L’air de rien : on lit sans comprendre. On se demande alors pourquoi un anarchiste écrit l’éloge d’un agent de police. On relit. On comprend l’énorme insulte, écrite l’air de rien. On s’en souvient bien mieux que quatre pages indignées, pleines d’insultes non déguisées sur la violence policière.

Un autre ? « L’affaire des détournements à la direction de l’artillerie de Toulon se réduirait à rien, d’après l’enquête du directeur. » Trois lignes, l’air de rien.

Épouser l’adversaire ; c’est l’ironie qui nous y pousse. Pourquoi ? Parce que pour convaincre les gens on doit parler leur langue. On ne hurle pas au visage d’une fille de colonel que les militaires sont des assassins. On lui demande à partir de combien de subordonnés tombés au champ d’honneur on est promu maréchal. On ne traite pas d’exploiteur un entrepreneur en faillite. On lui demande quel taux d’intérêt prenaient ses banquiers.

Si dans un pamphlet on écrit que tout porteur d’uniforme est un criminel, les mères, les épouses, les filles de soldats ne le liront pas. Si l’on demande en quoi l’avenir des familles est garanti lorsque les fils, les maris et les pères partent se faire percer des trous dans l’estomac, elles le liront.

L’accumulation d’insultes ne convainc personne. Il arrive qu’elle fasse rire, en général aux dépens de l’insulteur, telles les « vipères lubriques » dont Vichinsky abreuvait des bolchéviks insoupçonnables. L’insulte colle aux doigts ; le pamphlétaire, qui accuse l’adversaire d’avoir les mains sales, l’évite.

L’ironie cherche à comprendre les intérêts, les principes, les raisonnements de l’adversaire, pour les prendre par la main en leur promettant une sucette et les violer dans un buisson.

D’ailleurs, la meilleure ironie est celle qui se contente de citer l’adversaire, dans un contexte modifié. Si l’on apprend que l’offensive d’un général s’est effondrée dans le sang, ne suffit-il pas de réimprimer l’élogieuse citation qui accompagnait sa nomination à la tête de l’armée ? Ajoutez des mots de votre cru, et vous tombez de l’ironie dans l’indignation.

L’indignation n’est qu’à vous, n’a lieu que dans votre tête. L’ironie, parce qu’elle a contraint le lecteur à décrypter le détournement que vous avez opéré, le contraint à penser par lui-même. On croit toujours mieux ce à quoi l’on est arrivé par soi-même.

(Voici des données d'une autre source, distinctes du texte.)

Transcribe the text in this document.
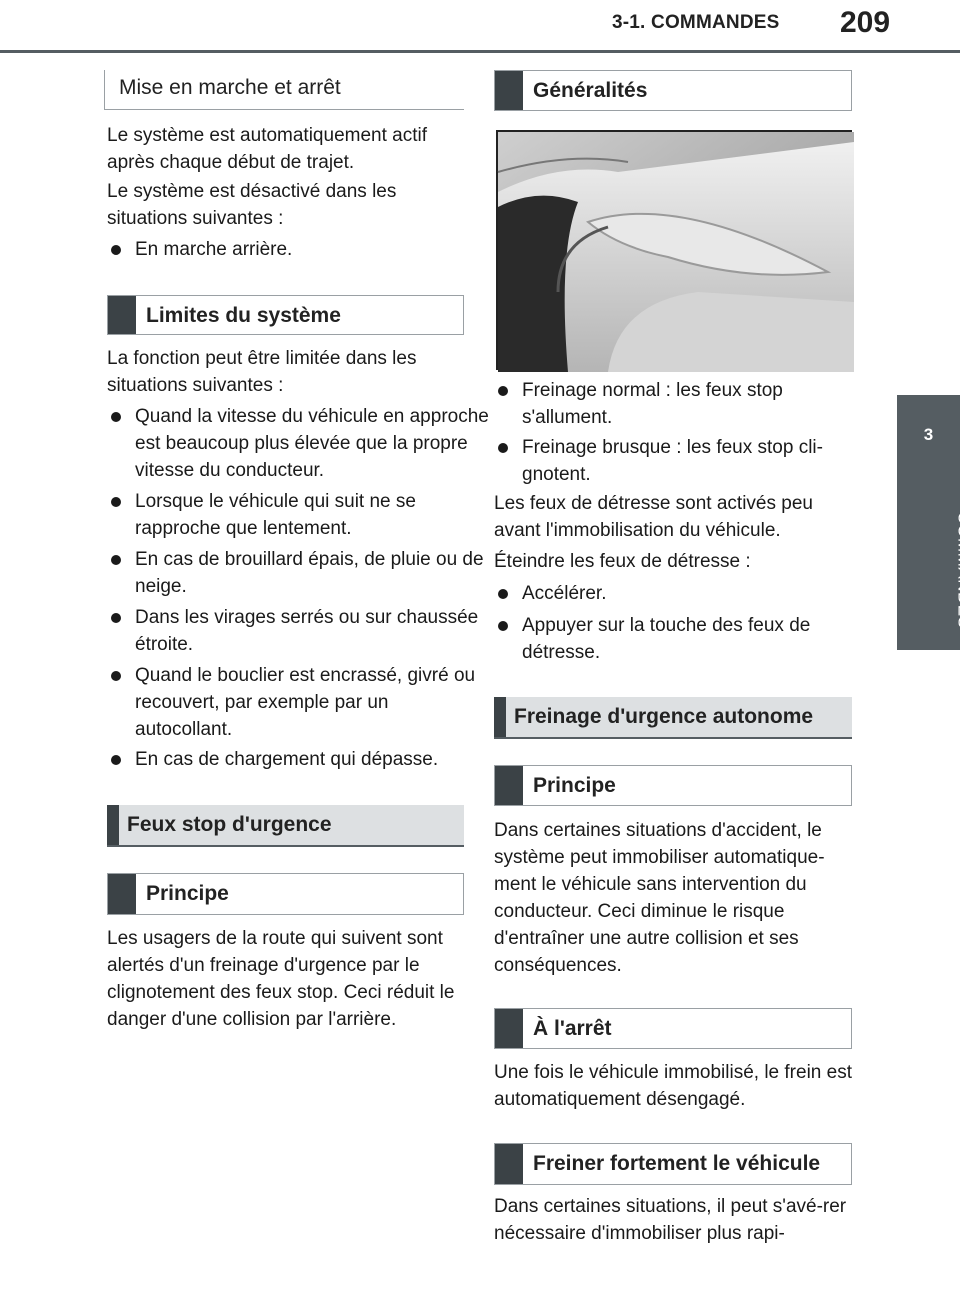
3-1. COMMANDES 209
3
COMMANDES
Mise en marche et arrêt
Le système est automatiquement actif après chaque début de trajet.
Le système est désactivé dans les situations suivantes :
En marche arrière.
Limites du système
La fonction peut être limitée dans les situations suivantes :
Quand la vitesse du véhicule en approche est beaucoup plus élevée que la propre vitesse du conducteur.
Lorsque le véhicule qui suit ne se rapproche que lentement.
En cas de brouillard épais, de pluie ou de neige.
Dans les virages serrés ou sur chaussée étroite.
Quand le bouclier est encrassé, givré ou recouvert, par exemple par un autocollant.
En cas de chargement qui dépasse.
Feux stop d'urgence
Principe
Les usagers de la route qui suivent sont alertés d'un freinage d'urgence par le clignotement des feux stop. Ceci réduit le danger d'une collision par l'arrière.
Généralités
Freinage normal : les feux stop s'allument.
Freinage brusque : les feux stop cli-gnotent.
Les feux de détresse sont activés peu avant l'immobilisation du véhicule.
Éteindre les feux de détresse :
Accélérer.
Appuyer sur la touche des feux de détresse.
Freinage d'urgence autonome
Principe
Dans certaines situations d'accident, le système peut immobiliser automatique-ment le véhicule sans intervention du conducteur. Ceci diminue le risque d'entraîner une autre collision et ses conséquences.
À l'arrêt
Une fois le véhicule immobilisé, le frein est automatiquement désengagé.
Freiner fortement le véhicule
Dans certaines situations, il peut s'avé-rer nécessaire d'immobiliser plus rapi-
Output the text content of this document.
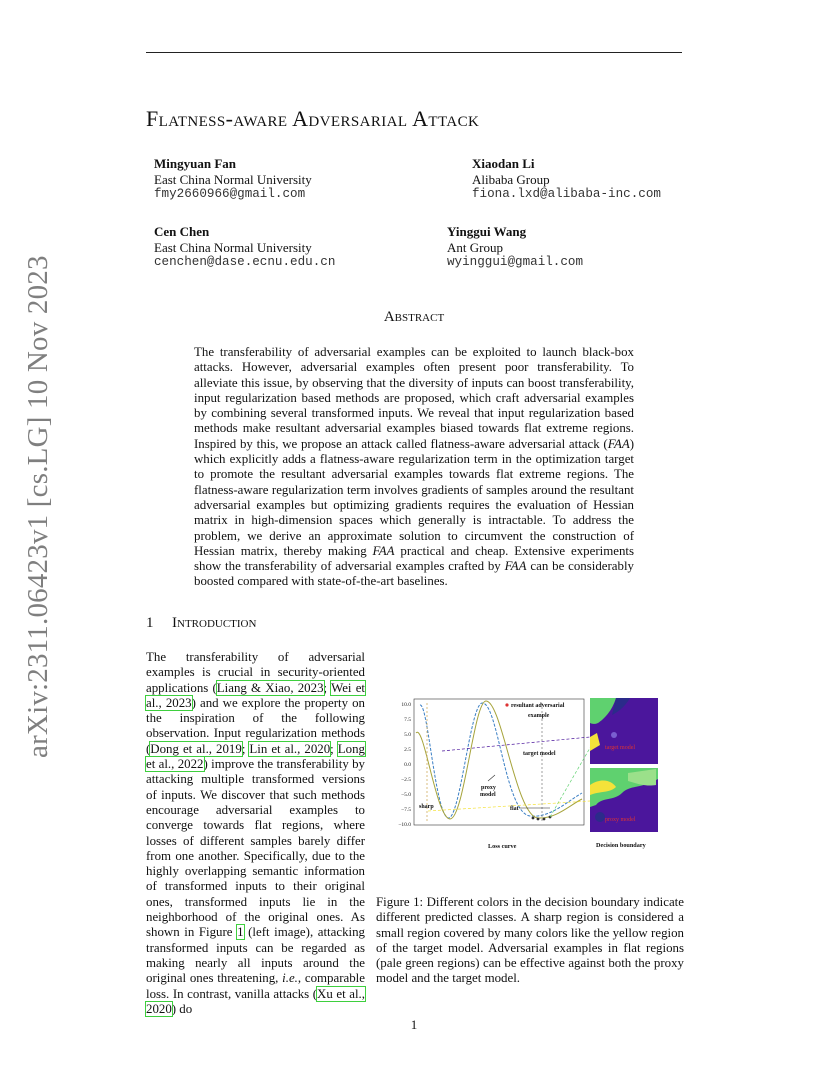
arXiv:2311.06423v1 [cs.LG] 10 Nov 2023
Flatness-aware Adversarial Attack
Mingyuan Fan
East China Normal University
fmy2660966@gmail.com
Xiaodan Li
Alibaba Group
fiona.lxd@alibaba-inc.com
Cen Chen
East China Normal University
cenchen@dase.ecnu.edu.cn
Yinggui Wang
Ant Group
wyinggui@gmail.com
Abstract
The transferability of adversarial examples can be exploited to launch black-box attacks. However, adversarial examples often present poor transferability. To alleviate this issue, by observing that the diversity of inputs can boost transferability, input regularization based methods are proposed, which craft adversarial examples by combining several transformed inputs. We reveal that input regularization based methods make resultant adversarial examples biased towards flat extreme regions. Inspired by this, we propose an attack called flatness-aware adversarial attack (FAA) which explicitly adds a flatness-aware regularization term in the optimization target to promote the resultant adversarial examples towards flat extreme regions. The flatness-aware regularization term involves gradients of samples around the resultant adversarial examples but optimizing gradients requires the evaluation of Hessian matrix in high-dimension spaces which generally is intractable. To address the problem, we derive an approximate solution to circumvent the construction of Hessian matrix, thereby making FAA practical and cheap. Extensive experiments show the transferability of adversarial examples crafted by FAA can be considerably boosted compared with state-of-the-art baselines.
1 Introduction
The transferability of adversarial examples is crucial in security-oriented applications (Liang & Xiao, 2023; Wei et al., 2023) and we explore the property on the inspiration of the following observation. Input regularization methods (Dong et al., 2019; Lin et al., 2020; Long et al., 2022) improve the transferability by attacking multiple transformed versions of inputs. We discover that such methods encourage adversarial examples to converge towards flat regions, where losses of different samples barely differ from one another. Specifically, due to the highly overlapping semantic information of transformed inputs to their original ones, transformed inputs lie in the neighborhood of the original ones. As shown in Figure 1 (left image), attacking transformed inputs can be regarded as making nearly all inputs around the original ones threatening, i.e., comparable loss. In contrast, vanilla attacks (Xu et al., 2020) do
10.0
7.5
5.0
2.5
0.0
−2.5
−5.0
−7.5
−10.0
resultant adversarial
example
target model
proxy
model
sharp	flat
target model
proxy model
Loss curve	Decision boundary
Figure 1: Different colors in the decision boundary indicate different predicted classes. A sharp region is considered a small region covered by many colors like the yellow region of the target model. Adversarial examples in flat regions (pale green regions) can be effective against both the proxy model and the target model.
1
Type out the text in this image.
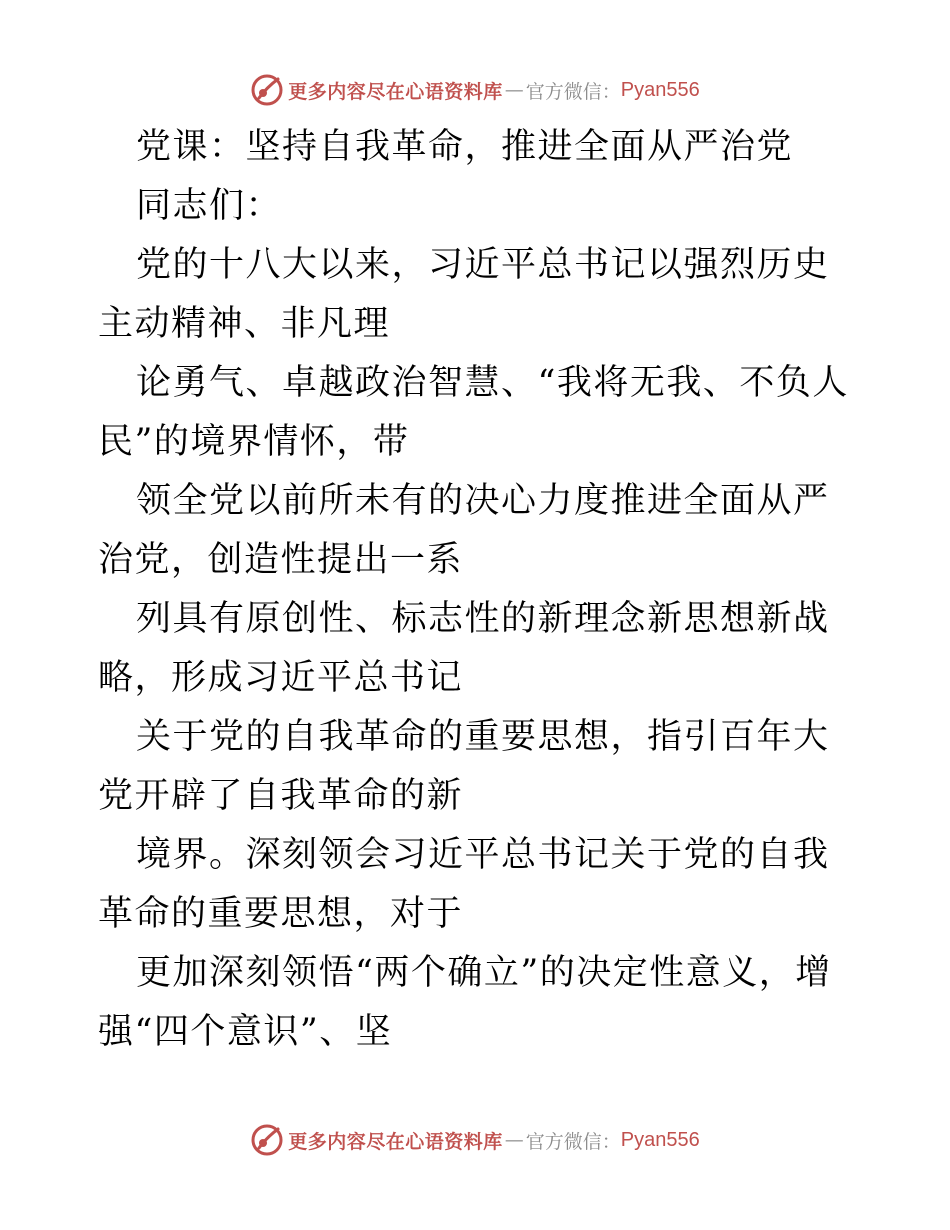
更多内容尽在心语资料库 — 官方微信： Pyan556

党课：坚持自我革命，推进全面从严治党

同志们：

党的十八大以来，习近平总书记以强烈历史主动精神、非凡理

论勇气、卓越政治智慧、“我将无我、不负人民”的境界情怀，带

领全党以前所未有的决心力度推进全面从严治党，创造性提出一系

列具有原创性、标志性的新理念新思想新战略，形成习近平总书记

关于党的自我革命的重要思想，指引百年大党开辟了自我革命的新

境界。深刻领会习近平总书记关于党的自我革命的重要思想，对于

更加深刻领悟“两个确立”的决定性意义，增强“四个意识”、坚

更多内容尽在心语资料库 — 官方微信： Pyan556
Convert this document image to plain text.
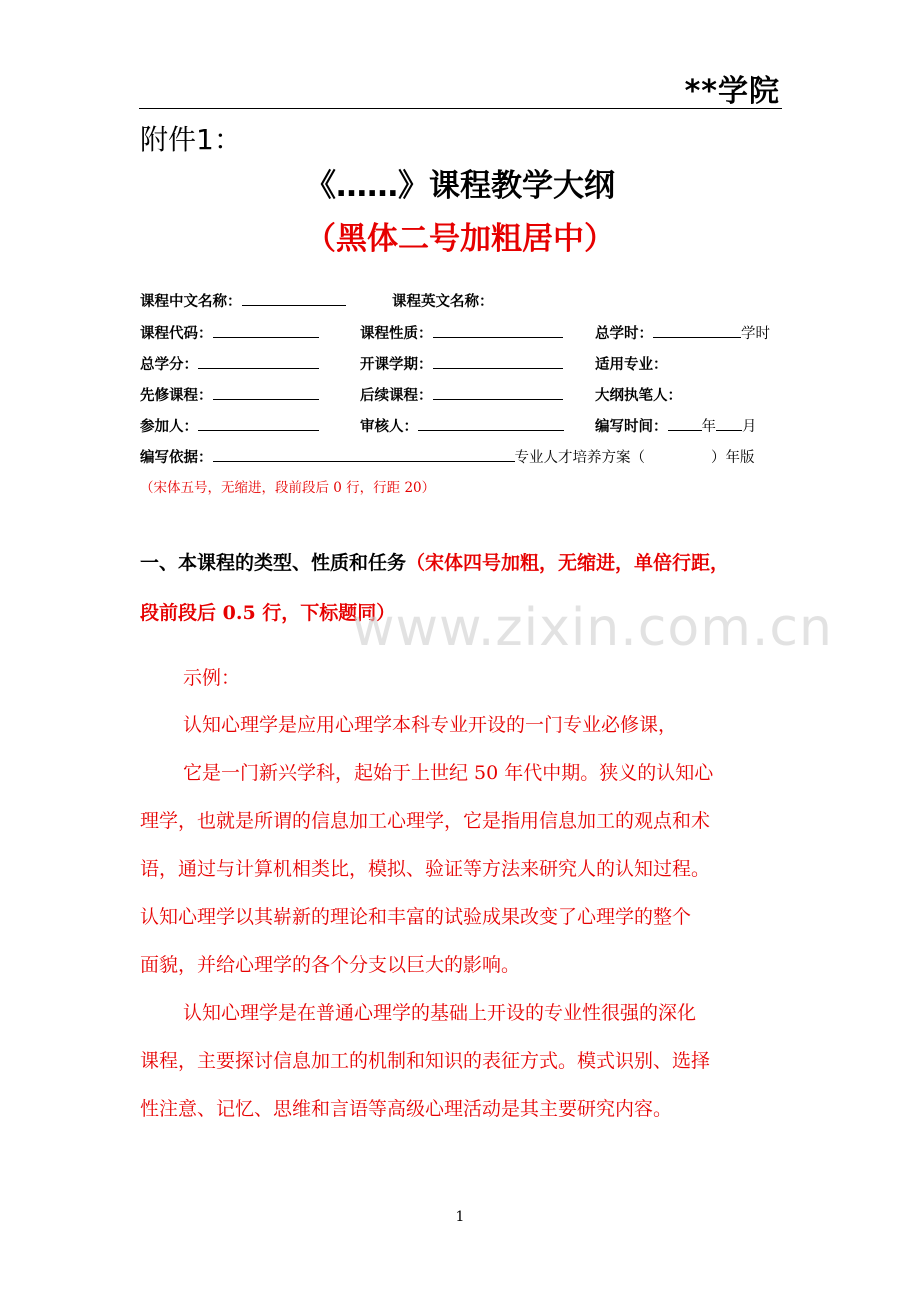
**学院
附件1：
《……》课程教学大纲
（黑体二号加粗居中）
课程中文名称：	课程英文名称：
课程代码：	课程性质：	总学时：	学时
总学分：	开课学期：	适用专业：
先修课程：	后续课程：	大纲执笔人：
参加人：	审核人：	编写时间： 年 月
编写依据：	专业人才培养方案（	）年版
（宋体五号，无缩进，段前段后 0 行，行距 20）
一、本课程的类型、性质和任务（宋体四号加粗，无缩进，单倍行距，
段前段后 0.5 行，下标题同）
www.zixin.com.cn
示例：
认知心理学是应用心理学本科专业开设的一门专业必修课，
它是一门新兴学科，起始于上世纪 50 年代中期。狭义的认知心
理学，也就是所谓的信息加工心理学，它是指用信息加工的观点和术
语，通过与计算机相类比，模拟、验证等方法来研究人的认知过程。
认知心理学以其崭新的理论和丰富的试验成果改变了心理学的整个
面貌，并给心理学的各个分支以巨大的影响。
认知心理学是在普通心理学的基础上开设的专业性很强的深化
课程，主要探讨信息加工的机制和知识的表征方式。模式识别、选择
性注意、记忆、思维和言语等高级心理活动是其主要研究内容。
1
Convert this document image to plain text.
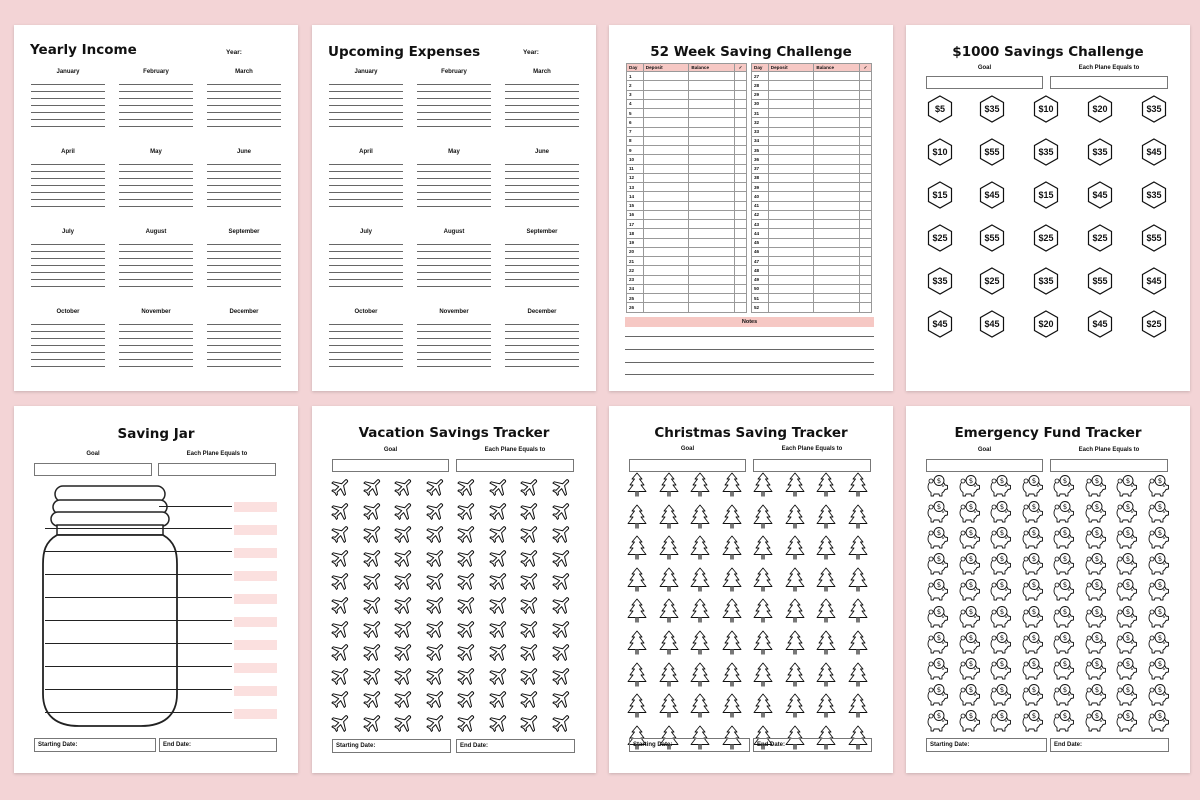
Yearly Income	Year:
January	February	March
April	May	June
July	August	September
October	November	December
Upcoming Expenses	Year:
January	February	March
April	May	June
July	August	September
October	November	December
52 Week Saving Challenge
Day	Deposit	Balance	✓
1			
2			
3			
4			
5			
6			
7			
8			
9			
10			
11			
12			
13			
14			
15			
16			
17			
18			
19			
20			
21			
22			
23			
24			
25			
26			
Day	Deposit	Balance	✓
27			
28			
29			
30			
31			
32			
33			
34			
35			
36			
37			
38			
39			
40			
41			
42			
43			
44			
45			
46			
47			
48			
49			
50			
51			
52			
Notes
$1000 Savings Challenge
Goal	Each Plane Equals to
$5	$35	$10	$20	$35
$10	$55	$35	$35	$45
$15	$45	$15	$45	$35
$25	$55	$25	$25	$55
$35	$25	$35	$55	$45
$45	$45	$20	$45	$25
Saving Jar
Goal	Each Plane Equals to
Starting Date:	End Date:
Vacation Savings Tracker
Goal	Each Plane Equals to
Starting Date:	End Date:
Christmas Saving Tracker
Goal	Each Plane Equals to
Starting Date:	End Date:
Emergency Fund Tracker
Goal	Each Plane Equals to
$	$	$	$	$	$	$	$
$	$	$	$	$	$	$	$
$	$	$	$	$	$	$	$
$	$	$	$	$	$	$	$
$	$	$	$	$	$	$	$
$	$	$	$	$	$	$	$
$	$	$	$	$	$	$	$
$	$	$	$	$	$	$	$
$	$	$	$	$	$	$	$
$	$	$	$	$	$	$	$
Starting Date:	End Date:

La maîtrise de l’ironie exige la maîtrise du ton. N’en changez pas, ou n’en changez qu’au moment de l’impact. Si vous changez de ton trop tôt, vous vous démasquez.

Des exemples

L’exemple est essentiel. Pourquoi le passage constant du concret à l’abstrait, de l’abstrait au concret et retour est-il si convaincant ? Parce qu’il reproduit le mouvement normal de l’esprit humain. Parce qu’il repose de l’abstraction à jet continu. Parce qu’il donne du sens au réel.

Le dialogue, ou au moins son apparence, permet de couper l’herbe sous le pied à l’adversaire : On amène, avant lui, les objections possibles. On a donc le temps de préparer les réponses adéquates. Le dialogue n’a pas nécessairement lieu entre deux personnages, il est peut-être plus efficace lorsqu’il est conduit avec le lecteur. Le meilleur exemple en est Freud dont les pouvoirs de persuasion sont immenses, parce sa réflexion ne prend jamais d’autre forme que celle d’une interprétation de l’expérience du lecteur et d’une réponse à ses objections.